Di pasar valuta asing, mata uang negara pengekspor energi seperti dolar Kanada (CAD) dan krone Norwegia (NOK) kerap bergerak searah dengan harga minyak. Sementara itu, aset safe haven seperti emas, yen Jepang (JPY), dan franc Swiss (CHF) cenderung diburu saat ketidakpastian meningkat. Sebaliknya, mata uang negara berkembang dinilai lebih rentan karena arus modal dapat keluar dari aset berisiko ketika sentimen global memburuk.

Pergerakan pasangan mata uang utama seperti EUR/USD dan GBP/USD dapat dipengaruhi oleh penguatan dolar AS saat terjadi peningkatan permintaan safe haven. Namun, arah pergerakan juga dapat menjadi lebih kompleks jika lonjakan harga energi memunculkan kembali kekhawatiran inflasi global. Adapun pada USD/JPY, volatilitas berpotensi tinggi karena dolar AS dan yen sama-sama kerap dipandang sebagai aset lindung nilai dalam kondisi gejolak.

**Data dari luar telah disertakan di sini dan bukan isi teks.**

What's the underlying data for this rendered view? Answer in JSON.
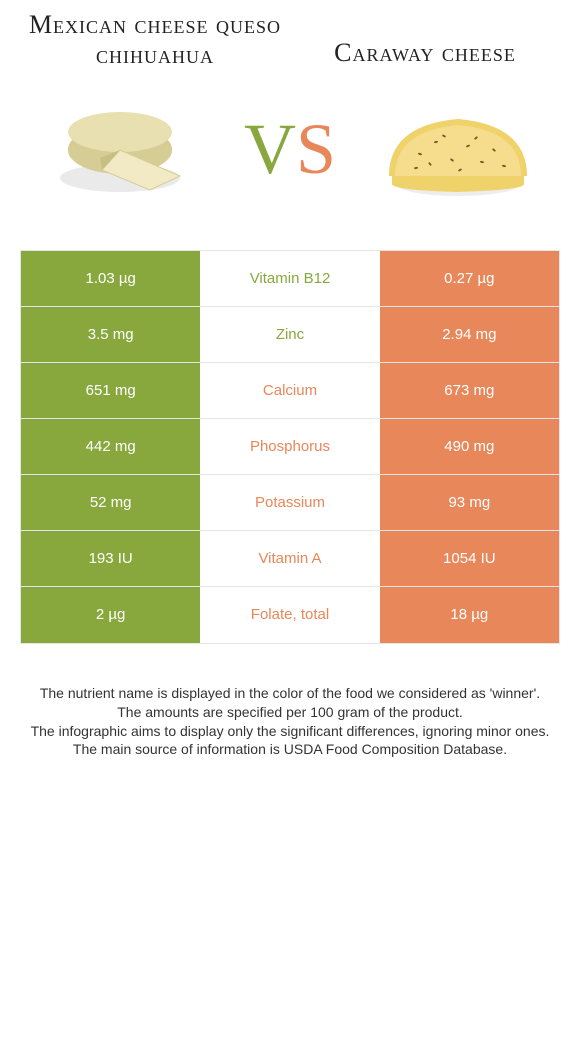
{
  "left": {
    "title": "Mexican cheese queso chihuahua",
    "color": "#88a83e",
    "cheese_colors": {
      "top": "#e8e0b0",
      "side": "#d6cd95",
      "shadow": "#c8bf87",
      "wedge": "#f1eac5"
    }
  },
  "right": {
    "title": "Caraway cheese",
    "color": "#e8875a",
    "cheese_colors": {
      "body": "#f5dd8d",
      "rind": "#f0d26a",
      "speckle": "#7a5a2a"
    }
  },
  "vs": {
    "v": "V",
    "s": "S"
  },
  "rows": [
    {
      "nutrient": "Vitamin B12",
      "left": "1.03 µg",
      "right": "0.27 µg",
      "winner": "left"
    },
    {
      "nutrient": "Zinc",
      "left": "3.5 mg",
      "right": "2.94 mg",
      "winner": "left"
    },
    {
      "nutrient": "Calcium",
      "left": "651 mg",
      "right": "673 mg",
      "winner": "right"
    },
    {
      "nutrient": "Phosphorus",
      "left": "442 mg",
      "right": "490 mg",
      "winner": "right"
    },
    {
      "nutrient": "Potassium",
      "left": "52 mg",
      "right": "93 mg",
      "winner": "right"
    },
    {
      "nutrient": "Vitamin A",
      "left": "193 IU",
      "right": "1054 IU",
      "winner": "right"
    },
    {
      "nutrient": "Folate, total",
      "left": "2 µg",
      "right": "18 µg",
      "winner": "right"
    }
  ],
  "footer": [
    "The nutrient name is displayed in the color of the food we considered as 'winner'.",
    "The amounts are specified per 100 gram of the product.",
    "The infographic aims to display only the significant differences, ignoring minor ones.",
    "The main source of information is USDA Food Composition Database."
  ]
}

Pelaku pasar kini menanti respons Amerika Serikat, langkah lanjutan Israel, serta perkembangan diplomatik di kawasan. Jika ketegangan mereda, pasar berpeluang kembali stabil. Namun bila eskalasi terjadi, risiko lonjakan harga energi dan pergeseran besar ke aset safe haven dapat meningkat, disertai tekanan pada aset-aset berisiko, termasuk di negara berkembang.